Johnnie Walker's approach with the infused Black Label build tells the same story from a slightly different angle. The fruit infusion isn't a trick to make the Scotch more approachable. It's a technique that adds genuine complexity — the kind of layered, deliberate flavor-building that serious cocktail culture respects. Serving it in a Martini glass rather than a rocks glass is a statement too. It says this drink belongs in that conversation.
What the Trend Actually Tells Us
Step back from the social media numbers and the bar banter, and something more substantial is happening here. The Martini's cultural dominance right now isn't a coincidence. It's the result of a broader swing away from sweet, elaborate, fruit-forward cocktails back toward drinks that taste like what they are. Strong. Clean. Built around the base spirit, not around masking it.

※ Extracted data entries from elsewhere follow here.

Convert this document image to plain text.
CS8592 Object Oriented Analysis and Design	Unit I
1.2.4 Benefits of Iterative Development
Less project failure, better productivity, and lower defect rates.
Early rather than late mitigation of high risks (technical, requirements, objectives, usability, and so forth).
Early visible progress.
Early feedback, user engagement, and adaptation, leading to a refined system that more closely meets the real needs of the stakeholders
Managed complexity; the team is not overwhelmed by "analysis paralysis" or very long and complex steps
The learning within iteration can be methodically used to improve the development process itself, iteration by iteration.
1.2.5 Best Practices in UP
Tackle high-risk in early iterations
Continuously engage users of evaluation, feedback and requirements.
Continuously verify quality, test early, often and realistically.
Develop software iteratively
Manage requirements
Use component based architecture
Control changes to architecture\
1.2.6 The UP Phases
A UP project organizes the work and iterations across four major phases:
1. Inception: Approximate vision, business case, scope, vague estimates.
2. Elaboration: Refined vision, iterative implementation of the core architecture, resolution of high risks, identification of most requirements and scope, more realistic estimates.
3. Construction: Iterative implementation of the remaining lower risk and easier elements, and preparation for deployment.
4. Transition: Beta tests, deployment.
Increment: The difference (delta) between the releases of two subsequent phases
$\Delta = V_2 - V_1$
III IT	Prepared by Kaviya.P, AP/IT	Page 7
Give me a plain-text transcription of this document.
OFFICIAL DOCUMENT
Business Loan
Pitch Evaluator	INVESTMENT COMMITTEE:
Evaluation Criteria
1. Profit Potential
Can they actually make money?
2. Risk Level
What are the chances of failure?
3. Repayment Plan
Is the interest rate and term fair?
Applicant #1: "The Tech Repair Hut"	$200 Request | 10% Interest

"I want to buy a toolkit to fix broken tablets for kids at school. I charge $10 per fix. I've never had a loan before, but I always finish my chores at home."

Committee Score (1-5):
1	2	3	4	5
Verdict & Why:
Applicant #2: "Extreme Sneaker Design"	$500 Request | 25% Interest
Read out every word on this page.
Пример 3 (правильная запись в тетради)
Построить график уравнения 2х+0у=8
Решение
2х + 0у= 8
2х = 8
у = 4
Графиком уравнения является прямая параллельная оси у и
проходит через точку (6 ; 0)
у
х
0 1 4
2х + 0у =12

That swing favors whiskey. Bourbon and rye have the kind of flavor profiles that reward careful, minimal construction. The Manhattan isn't hiding anything behind citrus or syrup. It puts the spirit forward and lets the vermouth and bitters do precise, supporting work around it. That's the same philosophy driving the Martini revival, and it's why the two drinks are finding themselves on the same menu at last.
The gendered framing of the Boy Martini is silly by design, and it knows it. But the underlying argument — that a well-made whiskey cocktail belongs in the same elevated conversation as a classic Martini — is completely serious. The Manhattan has earned that seat at any bar. What Ray's did was just find a funny way to move it to the right table. And what Johnnie Walker and Bulleit have done is show exactly how good it looks once it gets there.
Wells put it simply when asked whether any of this was really about the Manhattan or the name or the debate. None of it, it turns out, is the point. The point is something he stated plainly: "Everyone wants to drink Martinis now."
That's the whole story. A great whiskey cocktail got a new name, a million people argued about it online, and somehow the drink came out looking better than ever. Johnnie Walker and Bulleit were ready for that moment long before Ray's made it go viral. Might as well make one.